Hepatitis C affects about three million people in the U.S. and is a leading cause of chronic liver disease, so creating a vaccine and new treatments is an important public health goal. Most research to date has been done in chimpanzees because they are one of a handful of species that become infected and spread the virus.
Now researchers led by Alexander Ploss of Princeton University and Charles Rice of the Rockefeller University have generated a mouse that can become infected with hepatitis C virus (HCV). They reported the advance in the Sept 12 issue of the journal Nature. "The entire life cycle of the virus—from infection of liver cells to viral replication, assembly of new particles, and release from the infected cell—occurs in these mice," said Ploss, who joined the Princeton faculty in July 2013 as assistant professor of molecular biology.

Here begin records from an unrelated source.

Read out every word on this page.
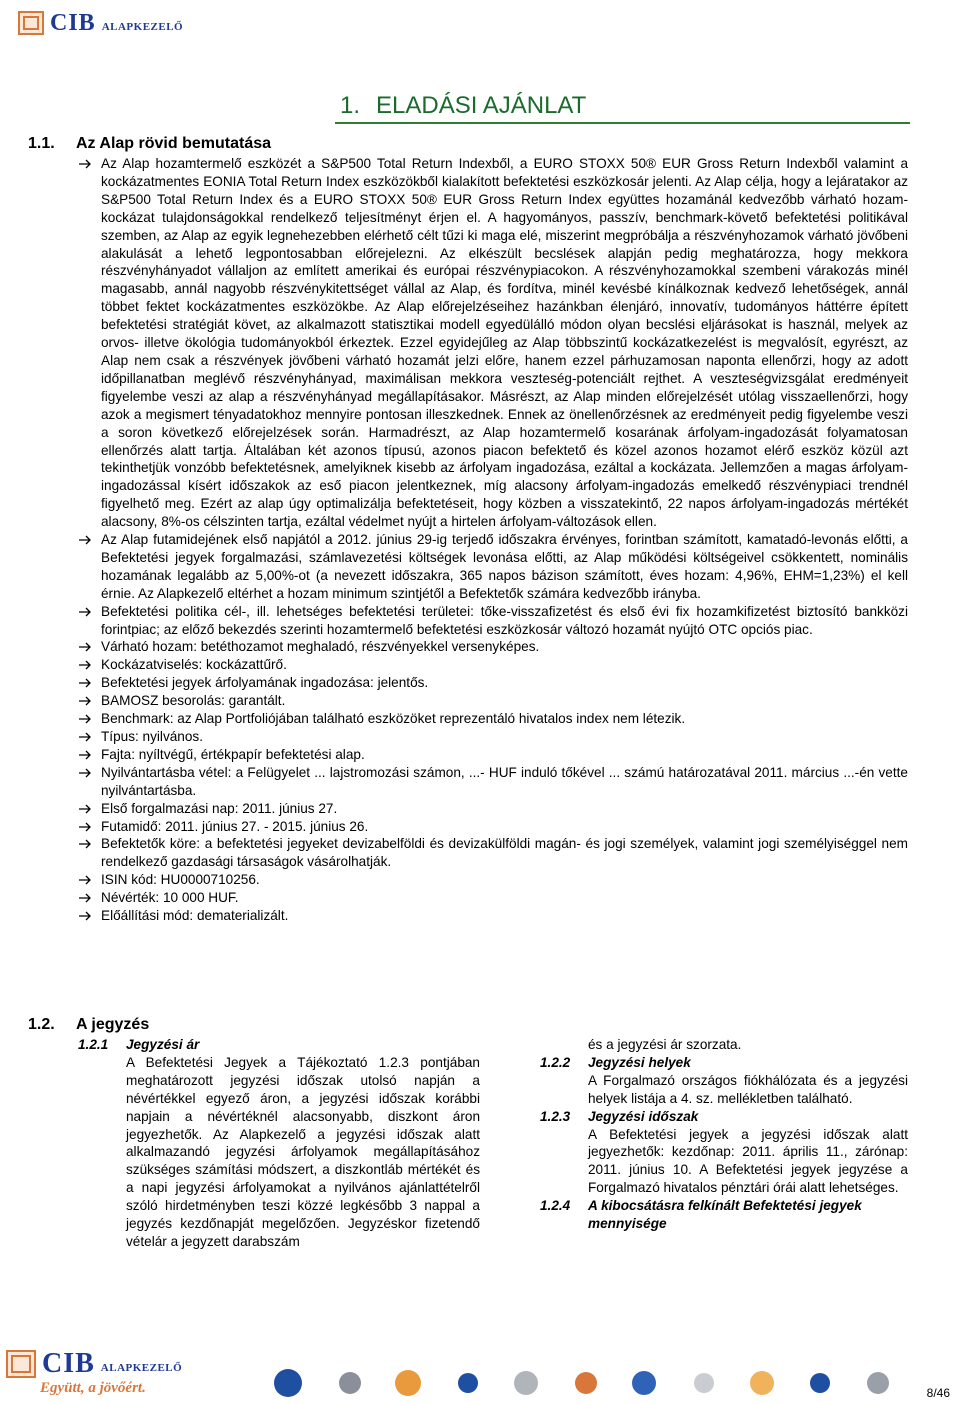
CIB ALAPKEZELŐ
1. ELADÁSI AJÁNLAT
1.1. Az Alap rövid bemutatása
Az Alap hozamtermelő eszközét a S&P500 Total Return Indexből, a EURO STOXX 50® EUR Gross Return Indexből valamint a kockázatmentes EONIA Total Return Index eszközökből kialakított befektetési eszközkosár jelenti. Az Alap célja, hogy a lejáratakor az S&P500 Total Return Index és a EURO STOXX 50® EUR Gross Return Index együttes hozamánál kedvezőbb várható hozam-kockázat tulajdonságokkal rendelkező teljesítményt érjen el. A hagyományos, passzív, benchmark-követő befektetési politikával szemben, az Alap az egyik legnehezebben elérhető célt tűzi ki maga elé, miszerint megpróbálja a részvényhozamok várható jövőbeni alakulását a lehető legpontosabban előrejelezni. Az elkészült becslések alapján pedig meghatározza, hogy mekkora részvényhányadot vállaljon az említett amerikai és európai részvénypiacokon. A részvényhozamokkal szembeni várakozás minél magasabb, annál nagyobb részvénykitettséget vállal az Alap, és fordítva, minél kevésbé kínálkoznak kedvező lehetőségek, annál többet fektet kockázatmentes eszközökbe. Az Alap előrejelzéseihez hazánkban élenjáró, innovatív, tudományos háttérre épített befektetési stratégiát követ, az alkalmazott statisztikai modell egyedülálló módon olyan becslési eljárásokat is használ, melyek az orvos- illetve ökológia tudományokból érkeztek. Ezzel egyidejűleg az Alap többszintű kockázatkezelést is megvalósít, egyrészt, az Alap nem csak a részvények jövőbeni várható hozamát jelzi előre, hanem ezzel párhuzamosan naponta ellenőrzi, hogy az adott időpillanatban meglévő részvényhányad, maximálisan mekkora veszteség-potenciált rejthet. A veszteségvizsgálat eredményeit figyelembe veszi az alap a részvényhányad megállapításakor. Másrészt, az Alap minden előrejelzését utólag visszaellenőrzi, hogy azok a megismert tényadatokhoz mennyire pontosan illeszkednek. Ennek az önellenőrzésnek az eredményeit pedig figyelembe veszi a soron következő előrejelzések során. Harmadrészt, az Alap hozamtermelő kosarának árfolyam-ingadozását folyamatosan ellenőrzés alatt tartja. Általában két azonos típusú, azonos piacon befektető és közel azonos hozamot elérő eszköz közül azt tekinthetjük vonzóbb befektetésnek, amelyiknek kisebb az árfolyam ingadozása, ezáltal a kockázata. Jellemzően a magas árfolyam-ingadozással kísért időszakok az eső piacon jelentkeznek, míg alacsony árfolyam-ingadozás emelkedő részvénypiaci trendnél figyelhető meg. Ezért az alap úgy optimalizálja befektetéseit, hogy közben a visszatekintő, 22 napos árfolyam-ingadozás mértékét alacsony, 8%-os célszinten tartja, ezáltal védelmet nyújt a hirtelen árfolyam-változások ellen.
Az Alap futamidejének első napjától a 2012. június 29-ig terjedő időszakra érvényes, forintban számított, kamatadó-levonás előtti, a Befektetési jegyek forgalmazási, számlavezetési költségek levonása előtti, az Alap működési költségeivel csökkentett, nominális hozamának legalább az 5,00%-ot (a nevezett időszakra, 365 napos bázison számított, éves hozam: 4,96%, EHM=1,23%) el kell érnie. Az Alapkezelő eltérhet a hozam minimum szintjétől a Befektetők számára kedvezőbb irányba.
Befektetési politika cél-, ill. lehetséges befektetési területei: tőke-visszafizetést és első évi fix hozamkifizetést biztosító bankközi forintpiac; az előző bekezdés szerinti hozamtermelő befektetési eszközkosár változó hozamát nyújtó OTC opciós piac.
Várható hozam: betéthozamot meghaladó, részvényekkel versenyképes.
Kockázatviselés: kockázattűrő.
Befektetési jegyek árfolyamának ingadozása: jelentős.
BAMOSZ besorolás: garantált.
Benchmark: az Alap Portfoliójában található eszközöket reprezentáló hivatalos index nem létezik.
Típus: nyilvános.
Fajta: nyíltvégű, értékpapír befektetési alap.
Nyilvántartásba vétel: a Felügyelet ... lajstromozási számon, ...- HUF induló tőkével ... számú határozatával 2011. március ...-én vette nyilvántartásba.
Első forgalmazási nap: 2011. június 27.
Futamidő: 2011. június 27. - 2015. június 26.
Befektetők köre: a befektetési jegyeket devizabelföldi és devizakülföldi magán- és jogi személyek, valamint jogi személyiséggel nem rendelkező gazdasági társaságok vásárolhatják.
ISIN kód: HU0000710256.
Névérték: 10 000 HUF.
Előállítási mód: dematerializált.
1.2. A jegyzés
1.2.1 Jegyzési ár
A Befektetési Jegyek a Tájékoztató 1.2.3 pontjában meghatározott jegyzési időszak utolsó napján a névértékkel egyező áron, a jegyzési időszak korábbi napjain a névértéknél alacsonyabb, diszkont áron jegyezhetők. Az Alapkezelő a jegyzési időszak alatt alkalmazandó jegyzési árfolyamok megállapításához szükséges számítási módszert, a diszkontláb mértékét és a napi jegyzési árfolyamokat a nyilvános ajánlattételről szóló hirdetményben teszi közzé legkésőbb 3 nappal a jegyzés kezdőnapját megelőzően. Jegyzéskor fizetendő vételár a jegyzett darabszám
és a jegyzési ár szorzata.
1.2.2 Jegyzési helyek
A Forgalmazó országos fiókhálózata és a jegyzési helyek listája a 4. sz. mellékletben található.
1.2.3 Jegyzési időszak
A Befektetési jegyek a jegyzési időszak alatt jegyezhetők: kezdőnap: 2011. április 11., zárónap: 2011. június 10. A Befektetési jegyek jegyzése a Forgalmazó hivatalos pénztári órái alatt lehetséges.
1.2.4	A kibocsátásra felkínált Befektetési jegyek mennyisége
CIB ALAPKEZELŐ
Együtt, a jövőért.	8/46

Ploss and his colleagues have been working for some time on the challenge of creating a small animal model for studying the disease. Four years ago, while at the Rockefeller University in New York, Ploss and Rice identified two human proteins, known as CD81 and occludin, that enable mouse cells to become infected with HCV (Nature 2009). In a follow up study Ploss and colleagues showed that a mouse engineered to express these human proteins could become infected with HCV, although the animals could not spread the virus (Nature 2011).
In the present study, which included colleagues at Osaka University and the Scripps Research Institute, the researchers bred the human-protein-containing mice with another strain that had a defective immune system – one that could not easily rid the body of viruses. The resulting mice not only become infected, but could potentially pass the virus to other susceptible mice.
The availability of this new way to study HCV could help researchers discover new vaccines and treatments, although Ploss cautioned that more work needs to be done to refine the model.
More information: Dorner, M. et al. Completion of the entire hepatitis C virus life cycle in genetically humanized mice, Nature 501, 237–241, 31 July 2013. DOI: 10.1038/nature12427.